Suffice it to say I became a full-fledged member of highly satisfied Slidell Vacuum Cleaner salesmen after I worked Division Street that day.
Now as I lie here on my deathbed, the clock ticking away my final moments, my greatest fear is holding on long enough to tell someone about this sordid practice. I am guilty of over forty years of fornication, and there are thousands like me still on the road. I want to bring this to the attention of every community across this great land. Do not think unkindly about me for taking advantage of your daughters, wives, mothers, or even your grandmothers. Fathers, husbands, and children, step outside and look at your house. Look at the telephone poles for our markings. Check the staples that once held posters. Do they form any kind of peculiar patterns? Are there reflectors attached in odd designs? Once it was popular to riddle the poles with holes, leaving telltale splinters in a unique geometric array meaning, "She's a good one", "She's free (the best ones)", "She's quick", or "This one's gotten a little flabby." Look at the pole and squint, walk across the street, too, with your head tilted and look back from that angle.

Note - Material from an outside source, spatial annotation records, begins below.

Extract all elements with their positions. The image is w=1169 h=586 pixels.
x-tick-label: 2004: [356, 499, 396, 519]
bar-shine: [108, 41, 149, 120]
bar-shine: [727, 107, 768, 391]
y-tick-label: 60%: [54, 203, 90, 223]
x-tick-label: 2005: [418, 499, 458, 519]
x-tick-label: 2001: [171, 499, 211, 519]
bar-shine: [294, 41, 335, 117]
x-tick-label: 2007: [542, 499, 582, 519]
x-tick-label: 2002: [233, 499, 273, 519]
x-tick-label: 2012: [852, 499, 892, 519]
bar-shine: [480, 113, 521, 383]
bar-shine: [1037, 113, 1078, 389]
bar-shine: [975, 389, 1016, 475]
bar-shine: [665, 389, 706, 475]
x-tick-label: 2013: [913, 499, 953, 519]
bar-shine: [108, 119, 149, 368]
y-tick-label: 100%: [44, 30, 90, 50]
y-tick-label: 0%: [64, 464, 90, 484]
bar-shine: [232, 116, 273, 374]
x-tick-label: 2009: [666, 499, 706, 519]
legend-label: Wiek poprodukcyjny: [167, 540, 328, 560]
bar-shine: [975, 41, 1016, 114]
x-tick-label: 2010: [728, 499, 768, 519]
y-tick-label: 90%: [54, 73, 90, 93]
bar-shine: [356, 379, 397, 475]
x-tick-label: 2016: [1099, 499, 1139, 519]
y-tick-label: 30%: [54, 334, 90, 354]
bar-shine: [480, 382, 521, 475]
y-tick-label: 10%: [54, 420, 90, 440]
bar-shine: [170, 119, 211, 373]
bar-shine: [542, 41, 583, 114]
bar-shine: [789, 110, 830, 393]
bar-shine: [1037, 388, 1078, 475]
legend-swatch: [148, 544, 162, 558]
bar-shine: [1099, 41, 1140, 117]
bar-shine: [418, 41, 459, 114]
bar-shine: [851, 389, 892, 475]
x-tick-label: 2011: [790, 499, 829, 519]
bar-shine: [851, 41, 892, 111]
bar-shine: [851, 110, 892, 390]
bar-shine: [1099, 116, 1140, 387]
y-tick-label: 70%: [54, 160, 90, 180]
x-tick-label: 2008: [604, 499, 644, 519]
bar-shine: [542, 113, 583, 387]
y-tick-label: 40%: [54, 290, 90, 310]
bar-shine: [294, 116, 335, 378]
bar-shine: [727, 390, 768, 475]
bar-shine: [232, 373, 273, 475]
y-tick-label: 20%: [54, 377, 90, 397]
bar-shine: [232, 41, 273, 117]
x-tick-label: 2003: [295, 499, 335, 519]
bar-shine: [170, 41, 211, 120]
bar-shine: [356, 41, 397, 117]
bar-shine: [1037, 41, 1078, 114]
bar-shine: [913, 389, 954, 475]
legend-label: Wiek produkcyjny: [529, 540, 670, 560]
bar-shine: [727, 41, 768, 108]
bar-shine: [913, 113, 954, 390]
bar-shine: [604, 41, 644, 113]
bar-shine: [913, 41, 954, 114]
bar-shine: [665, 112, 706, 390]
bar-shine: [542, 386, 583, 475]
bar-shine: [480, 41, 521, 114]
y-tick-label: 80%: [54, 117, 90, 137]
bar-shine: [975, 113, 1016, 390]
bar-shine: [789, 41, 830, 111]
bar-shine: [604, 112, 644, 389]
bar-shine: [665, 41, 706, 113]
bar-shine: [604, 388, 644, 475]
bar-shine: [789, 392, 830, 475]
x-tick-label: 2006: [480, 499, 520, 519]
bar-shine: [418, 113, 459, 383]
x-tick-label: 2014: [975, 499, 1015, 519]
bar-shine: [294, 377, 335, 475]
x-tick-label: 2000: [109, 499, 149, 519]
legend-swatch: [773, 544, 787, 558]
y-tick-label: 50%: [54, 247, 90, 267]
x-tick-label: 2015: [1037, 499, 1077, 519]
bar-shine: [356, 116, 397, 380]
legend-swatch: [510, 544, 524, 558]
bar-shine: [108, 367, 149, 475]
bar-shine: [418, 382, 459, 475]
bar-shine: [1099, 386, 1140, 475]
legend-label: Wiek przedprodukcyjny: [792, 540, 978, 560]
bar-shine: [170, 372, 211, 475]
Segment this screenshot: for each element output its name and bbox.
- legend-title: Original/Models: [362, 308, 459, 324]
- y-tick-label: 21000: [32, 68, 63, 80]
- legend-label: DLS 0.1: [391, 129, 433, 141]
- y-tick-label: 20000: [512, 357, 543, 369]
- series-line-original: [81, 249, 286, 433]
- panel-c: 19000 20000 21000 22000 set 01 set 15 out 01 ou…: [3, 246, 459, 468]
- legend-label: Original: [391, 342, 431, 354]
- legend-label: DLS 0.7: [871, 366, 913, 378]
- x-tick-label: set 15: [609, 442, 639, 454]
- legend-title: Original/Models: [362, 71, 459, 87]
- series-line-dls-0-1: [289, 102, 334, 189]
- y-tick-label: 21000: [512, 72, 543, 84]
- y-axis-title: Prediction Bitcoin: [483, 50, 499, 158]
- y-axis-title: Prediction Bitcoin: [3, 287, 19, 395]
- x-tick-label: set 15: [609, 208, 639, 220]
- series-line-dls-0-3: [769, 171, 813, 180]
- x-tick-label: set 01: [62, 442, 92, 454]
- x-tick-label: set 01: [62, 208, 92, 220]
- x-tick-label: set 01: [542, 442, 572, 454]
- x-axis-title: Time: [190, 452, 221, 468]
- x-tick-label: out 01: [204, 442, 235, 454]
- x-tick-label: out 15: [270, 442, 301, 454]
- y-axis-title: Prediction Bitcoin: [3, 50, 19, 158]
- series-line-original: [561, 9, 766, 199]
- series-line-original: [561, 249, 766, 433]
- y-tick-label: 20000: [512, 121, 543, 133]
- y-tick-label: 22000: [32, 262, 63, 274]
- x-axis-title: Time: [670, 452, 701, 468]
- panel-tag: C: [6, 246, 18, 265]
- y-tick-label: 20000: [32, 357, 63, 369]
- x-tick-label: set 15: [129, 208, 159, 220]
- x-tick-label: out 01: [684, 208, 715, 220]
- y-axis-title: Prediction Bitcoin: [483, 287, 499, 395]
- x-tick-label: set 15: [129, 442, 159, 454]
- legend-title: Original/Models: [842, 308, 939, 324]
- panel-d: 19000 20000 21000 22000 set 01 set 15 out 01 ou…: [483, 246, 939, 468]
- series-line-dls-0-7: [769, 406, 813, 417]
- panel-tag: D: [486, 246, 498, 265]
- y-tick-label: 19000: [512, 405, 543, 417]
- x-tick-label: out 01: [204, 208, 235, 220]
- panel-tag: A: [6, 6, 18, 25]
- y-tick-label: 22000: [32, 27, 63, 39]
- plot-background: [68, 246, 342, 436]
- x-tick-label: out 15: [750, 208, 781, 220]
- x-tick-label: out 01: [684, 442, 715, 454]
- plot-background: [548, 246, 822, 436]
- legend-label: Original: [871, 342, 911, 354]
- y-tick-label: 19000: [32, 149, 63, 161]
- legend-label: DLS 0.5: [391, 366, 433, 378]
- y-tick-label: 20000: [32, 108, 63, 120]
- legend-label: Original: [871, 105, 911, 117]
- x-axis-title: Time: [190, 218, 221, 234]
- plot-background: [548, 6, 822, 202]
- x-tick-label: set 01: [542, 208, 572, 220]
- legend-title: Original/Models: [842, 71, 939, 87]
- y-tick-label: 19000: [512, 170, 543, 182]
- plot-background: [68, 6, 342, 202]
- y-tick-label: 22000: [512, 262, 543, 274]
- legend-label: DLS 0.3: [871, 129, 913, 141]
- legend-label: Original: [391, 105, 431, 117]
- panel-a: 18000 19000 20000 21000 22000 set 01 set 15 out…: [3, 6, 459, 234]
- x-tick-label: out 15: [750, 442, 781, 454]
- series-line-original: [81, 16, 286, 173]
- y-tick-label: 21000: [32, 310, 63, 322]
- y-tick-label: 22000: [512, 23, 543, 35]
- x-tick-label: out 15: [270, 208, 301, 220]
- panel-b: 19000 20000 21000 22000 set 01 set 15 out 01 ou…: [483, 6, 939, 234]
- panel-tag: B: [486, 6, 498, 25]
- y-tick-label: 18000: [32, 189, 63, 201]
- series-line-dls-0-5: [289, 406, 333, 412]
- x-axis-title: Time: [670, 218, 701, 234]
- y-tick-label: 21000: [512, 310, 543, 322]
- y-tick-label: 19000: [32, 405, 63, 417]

As with most things, this practice of marking our opportunities has gotten totally out of hand. Back in the seventies and eighties, we had a competitor, the 'Tur-bo-Sweepr', a piece of garbage made by J.A. & M.G. Potley Co. out of Pocatello, Idaho. Their salesmen never memorized their lines and they wore shirts with French cuffs and wide lapels. They used to leave gaudy yellow ribbons tied to poles and even to trees in their customers' front yards. Maybe yours? I was never so obvious.
Many neighborhoods have underground utilities now, but that has not stopped us vacuum cleaner salesmen, brush and makeup salespeople, pizza deliverymen, handymen, telephone line installers, and cable guys from 'marking our territories'. Today a simple orange 'X' spray-painted on the curb or even on the street will suffice. Each company has their own special codes, so I cannot reveal what they mean as I do not have that insight. If there are no poles in your neighborhood then check your yard, mailbox, or street. Notice anything? If your house is a worthy target, the mark is there. Trust me on this one.
I am a broken man now, and cannot last. Help me get the word out on this so I may die in peace. I beg you to forgive me, and ask you to do the right thing. I am safe at last.